The imperiled Supplemental Nutrition Assistance Program is only the latest instance of this drearily familiar anti-life syndrome. This week, more than 48 million Americans, including 22 million children, saw their food stamp benefits cut as a temporary enhancement of the program expired. That was worse than bad enough. But next year if the Republicans have their way, the government would cut $40 billion from the program over the next 10 years – immediately depriving four million people of food assistance and then another three million every year.
Supposedly the excuse for this cruel scheme is to encourage able-bodied adults to work, even though jobs continue to be scarce. But what about the children who will go hungry, thanks to the budget advanced by the “pro-life” House leadership?
Incidentally, these are the same “pro-lifers” who will do almost anything to frustrate the long-sought national objective of universal health insurance. On that issue, one of their favorite complaints is that expanding health care to all will increase the availability of family planning, including abortion. But what of the tens of thousands of Americans who die every year because they lack insurance? Saving their lives is evidently not a “pro-life” priority.
Wendy Davis is right, but perhaps she didn’t go far enough. You see, the other self-serving sobriquet appropriated by the right is “pro-family,” a code term for opponents of reproductive rights, marriage equality, and other progressive policies that actually empower families of all kinds. Again, these same politicians tend to disparage not only Obamacare, but extended unemployment insurance, Social Security’s old age and disability assistance, Medicaid, Medicare, student loans, tuition assistance, family leave, the earned income tax credit, and the entire panoply of successful government programs that help to keep real working families from disintegrating under economic, social, and medical stress.
In fact, Davis might reasonably question whether the minions of the religious right and the Tea Party are even truly “anti-abortion,” although they have long since tried to escape that category. It is true that right-wingers have tried incessantly (and unsuccessfully) to outlaw abortion. But today they often seek to restrict contraception and effective sex education as well, even though preventing unwanted pregnancies is the most obvious way to reduce the number of abortions.

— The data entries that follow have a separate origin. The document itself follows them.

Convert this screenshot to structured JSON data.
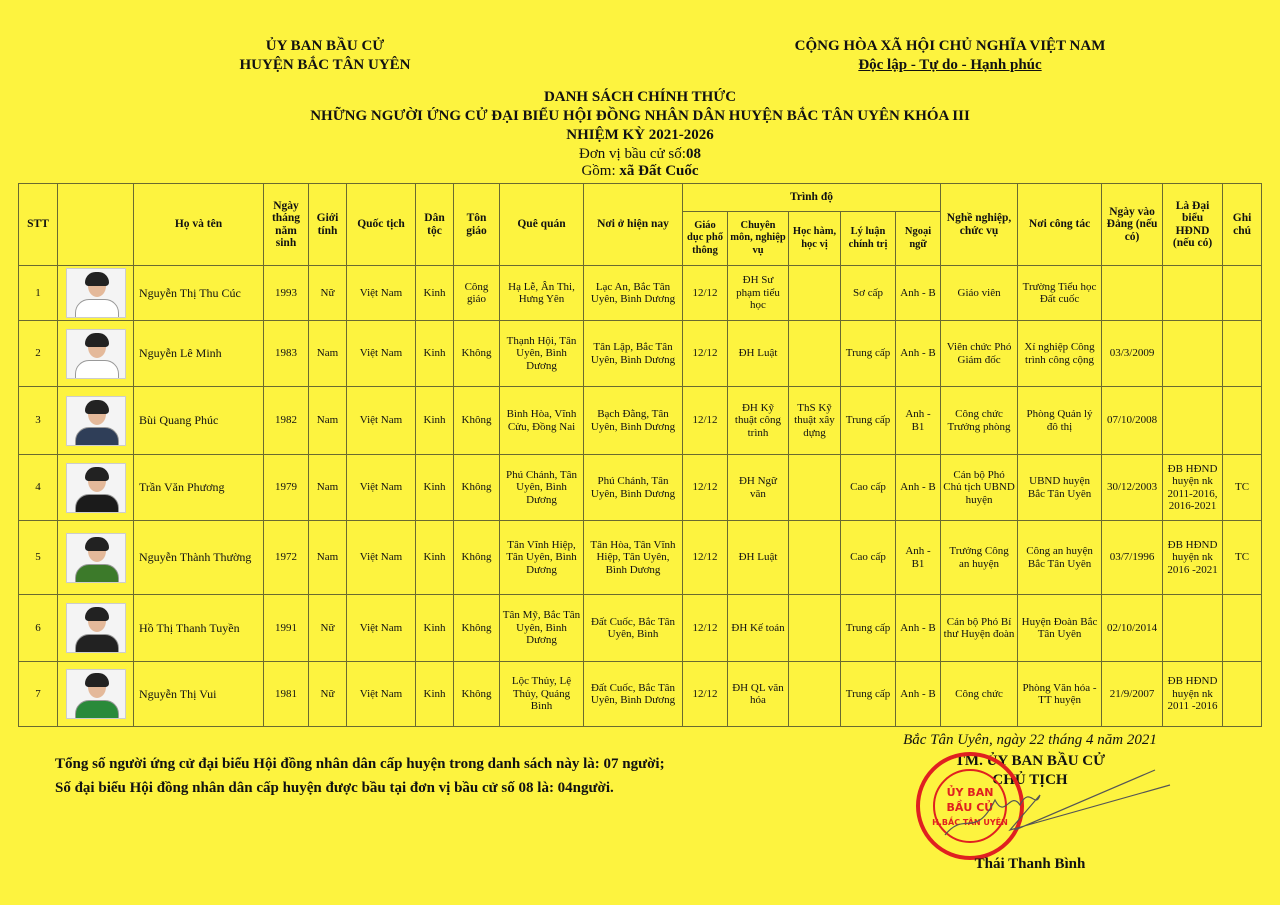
{
  "header": {
    "left1": "ỦY BAN BẦU CỬ",
    "left2": "HUYỆN BẮC TÂN UYÊN",
    "right1": "CỘNG HÒA XÃ HỘI CHỦ NGHĨA VIỆT NAM",
    "right2": "Độc lập - Tự do - Hạnh phúc"
  },
  "title": {
    "line1": "DANH SÁCH CHÍNH THỨC",
    "line2": "NHỮNG NGƯỜI ỨNG CỬ ĐẠI BIỂU HỘI ĐỒNG NHÂN DÂN HUYỆN BẮC TÂN UYÊN KHÓA III",
    "line3": "NHIỆM KỲ 2021-2026",
    "unit_label": "Đơn vị bầu cử số:",
    "unit_no": "08",
    "includes_label": "Gồm:",
    "includes": "xã Đất Cuốc"
  },
  "columns": {
    "stt": "STT",
    "name": "Họ và tên",
    "dob": "Ngày tháng năm sinh",
    "gender": "Giới tính",
    "nationality": "Quốc tịch",
    "ethnicity": "Dân tộc",
    "religion": "Tôn giáo",
    "hometown": "Quê quán",
    "residence": "Nơi ở hiện nay",
    "level": "Trình độ",
    "general_ed": "Giáo dục phổ thông",
    "specialty": "Chuyên môn, nghiệp vụ",
    "degree": "Học hàm, học vị",
    "politics": "Lý luận chính trị",
    "language": "Ngoại ngữ",
    "job": "Nghề nghiệp, chức vụ",
    "workplace": "Nơi công tác",
    "party_date": "Ngày vào Đảng (nếu có)",
    "delegate": "Là Đại biểu HĐND (nếu có)",
    "note": "Ghi chú"
  },
  "rows": [
    {
      "stt": "1",
      "name": "Nguyễn Thị Thu Cúc",
      "dob": "1993",
      "gender": "Nữ",
      "nationality": "Việt Nam",
      "ethnicity": "Kinh",
      "religion": "Công giáo",
      "hometown": "Hạ Lễ, Ân Thi, Hưng Yên",
      "residence": "Lạc An, Bắc Tân Uyên, Bình Dương",
      "general_ed": "12/12",
      "specialty": "ĐH Sư phạm tiểu học",
      "degree": "",
      "politics": "Sơ cấp",
      "language": "Anh - B",
      "job": "Giáo viên",
      "workplace": "Trường Tiểu học Đất cuốc",
      "party_date": "",
      "delegate": "",
      "note": ""
    },
    {
      "stt": "2",
      "name": "Nguyễn Lê Minh",
      "dob": "1983",
      "gender": "Nam",
      "nationality": "Việt Nam",
      "ethnicity": "Kinh",
      "religion": "Không",
      "hometown": "Thạnh Hội, Tân Uyên, Bình Dương",
      "residence": "Tân Lập, Bắc Tân Uyên, Bình Dương",
      "general_ed": "12/12",
      "specialty": "ĐH Luật",
      "degree": "",
      "politics": "Trung cấp",
      "language": "Anh - B",
      "job": "Viên chức Phó Giám đốc",
      "workplace": "Xí nghiệp Công trình công cộng",
      "party_date": "03/3/2009",
      "delegate": "",
      "note": ""
    },
    {
      "stt": "3",
      "name": "Bùi Quang Phúc",
      "dob": "1982",
      "gender": "Nam",
      "nationality": "Việt Nam",
      "ethnicity": "Kinh",
      "religion": "Không",
      "hometown": "Bình Hòa, Vĩnh Cửu, Đồng Nai",
      "residence": "Bạch Đằng, Tân Uyên, Bình Dương",
      "general_ed": "12/12",
      "specialty": "ĐH Kỹ thuật công trình",
      "degree": "ThS Kỹ thuật xây dựng",
      "politics": "Trung cấp",
      "language": "Anh - B1",
      "job": "Công chức Trưởng phòng",
      "workplace": "Phòng Quản lý đô thị",
      "party_date": "07/10/2008",
      "delegate": "",
      "note": ""
    },
    {
      "stt": "4",
      "name": "Trần Văn Phương",
      "dob": "1979",
      "gender": "Nam",
      "nationality": "Việt Nam",
      "ethnicity": "Kinh",
      "religion": "Không",
      "hometown": "Phú Chánh, Tân Uyên, Bình Dương",
      "residence": "Phú Chánh, Tân Uyên, Bình Dương",
      "general_ed": "12/12",
      "specialty": "ĐH Ngữ văn",
      "degree": "",
      "politics": "Cao cấp",
      "language": "Anh - B",
      "job": "Cán bộ Phó Chủ tịch UBND huyện",
      "workplace": "UBND huyện Bắc Tân Uyên",
      "party_date": "30/12/2003",
      "delegate": "ĐB HĐND huyện nk 2011-2016, 2016-2021",
      "note": "TC"
    },
    {
      "stt": "5",
      "name": "Nguyễn Thành Thường",
      "dob": "1972",
      "gender": "Nam",
      "nationality": "Việt Nam",
      "ethnicity": "Kinh",
      "religion": "Không",
      "hometown": "Tân Vĩnh Hiệp, Tân Uyên, Bình Dương",
      "residence": "Tân Hòa, Tân Vĩnh Hiệp, Tân Uyên, Bình Dương",
      "general_ed": "12/12",
      "specialty": "ĐH Luật",
      "degree": "",
      "politics": "Cao cấp",
      "language": "Anh - B1",
      "job": "Trưởng Công an huyện",
      "workplace": "Công an huyện Bắc Tân Uyên",
      "party_date": "03/7/1996",
      "delegate": "ĐB HĐND huyện nk 2016 -2021",
      "note": "TC"
    },
    {
      "stt": "6",
      "name": "Hồ Thị Thanh Tuyền",
      "dob": "1991",
      "gender": "Nữ",
      "nationality": "Việt Nam",
      "ethnicity": "Kinh",
      "religion": "Không",
      "hometown": "Tân Mỹ, Bắc Tân Uyên, Bình Dương",
      "residence": "Đất Cuốc, Bắc Tân Uyên, Bình",
      "general_ed": "12/12",
      "specialty": "ĐH Kế toán",
      "degree": "",
      "politics": "Trung cấp",
      "language": "Anh - B",
      "job": "Cán bộ Phó Bí thư Huyện đoàn",
      "workplace": "Huyện Đoàn Bắc Tân Uyên",
      "party_date": "02/10/2014",
      "delegate": "",
      "note": ""
    },
    {
      "stt": "7",
      "name": "Nguyễn Thị Vui",
      "dob": "1981",
      "gender": "Nữ",
      "nationality": "Việt Nam",
      "ethnicity": "Kinh",
      "religion": "Không",
      "hometown": "Lộc Thủy, Lệ Thủy, Quảng Bình",
      "residence": "Đất Cuốc, Bắc Tân Uyên, Bình Dương",
      "general_ed": "12/12",
      "specialty": "ĐH QL văn hóa",
      "degree": "",
      "politics": "Trung cấp",
      "language": "Anh - B",
      "job": "Công chức",
      "workplace": "Phòng Văn hóa - TT huyện",
      "party_date": "21/9/2007",
      "delegate": "ĐB HĐND huyện nk 2011 -2016",
      "note": ""
    }
  ],
  "photo_colors": [
    "#ffffff",
    "#ffffff",
    "#2f3e58",
    "#1b1b1b",
    "#3c7a2a",
    "#222222",
    "#2a8a3a"
  ],
  "footer": {
    "total": "Tổng số người ứng cử đại biểu Hội đồng nhân dân cấp huyện trong danh sách này là: 07 người;",
    "elected": "Số đại biểu Hội đồng nhân dân cấp huyện được bầu tại đơn vị bầu cử số 08 là: 04người."
  },
  "signature": {
    "place_date": "Bắc Tân Uyên, ngày 22  tháng 4 năm 2021",
    "org": "TM. ỦY BAN BẦU CỬ",
    "role": "CHỦ TỊCH",
    "name": "Thái Thanh Bình",
    "stamp_text": "ỦY BAN BẦU CỬ H.BẮC TÂN UYÊN — CỘNG HÒA XÃ HỘI CHỦ NGHĨA VIỆT NAM — TỈNH BÌNH DƯƠNG"
  },
  "colors": {
    "background": "#fdf33f",
    "stamp": "#e02020"
  }
}
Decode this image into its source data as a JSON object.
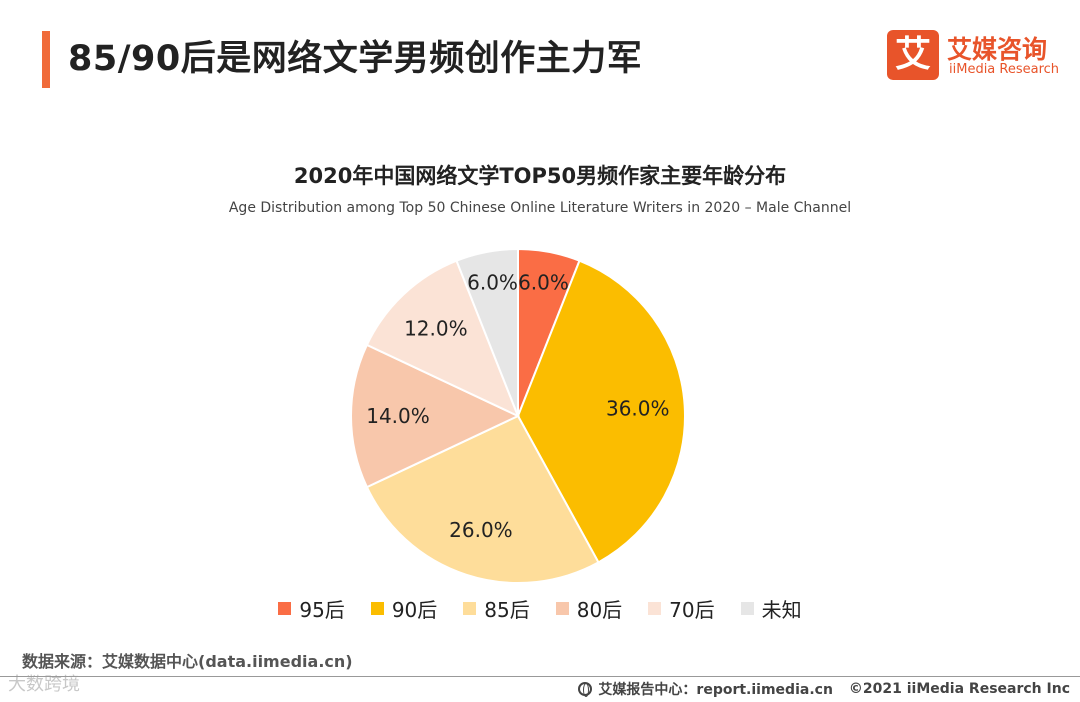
{
  "header": {
    "title": "85/90后是网络文学男频创作主力军",
    "accent_color": "#f06b3a"
  },
  "logo": {
    "mark": "艾",
    "cn": "艾媒咨询",
    "en": "iiMedia Research",
    "color": "#e8542a"
  },
  "chart_data": {
    "type": "pie",
    "title": "2020年中国网络文学TOP50男频作家主要年龄分布",
    "subtitle": "Age Distribution among Top 50 Chinese Online Literature Writers in 2020 – Male Channel",
    "categories": [
      "95后",
      "90后",
      "85后",
      "80后",
      "70后",
      "未知"
    ],
    "values": [
      6.0,
      36.0,
      26.0,
      14.0,
      12.0,
      6.0
    ],
    "labels": [
      "6.0%",
      "36.0%",
      "26.0%",
      "14.0%",
      "12.0%",
      "6.0%"
    ],
    "colors": [
      "#fa6d45",
      "#fbbd00",
      "#fedd9a",
      "#f8c7ab",
      "#fbe3d6",
      "#e6e6e6"
    ],
    "legend_position": "bottom"
  },
  "source": "数据来源：艾媒数据中心(data.iimedia.cn)",
  "watermark": "大数跨境",
  "footer": {
    "report": "艾媒报告中心：report.iimedia.cn",
    "copyright": "©2021  iiMedia Research  Inc"
  }
}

How would conservatives behave if they honestly wanted to save the family – as House Republicans will now claim when they kill the Employment Non-Discrimination Act, banning workplace bias against lesbians and gays? They might begin by reconsidering their ideological project of dismantling federal programs, long supported by Republicans and Democrats alike, that help families maintain stability, care for each other, maintain healthy children, and advance in each generation.
The real enemies of “life, liberty and the pursuit of happiness” for American families are those who seek to polarize incomes, destroy the social safety net, and impose misery on women and children in the name of religious morality.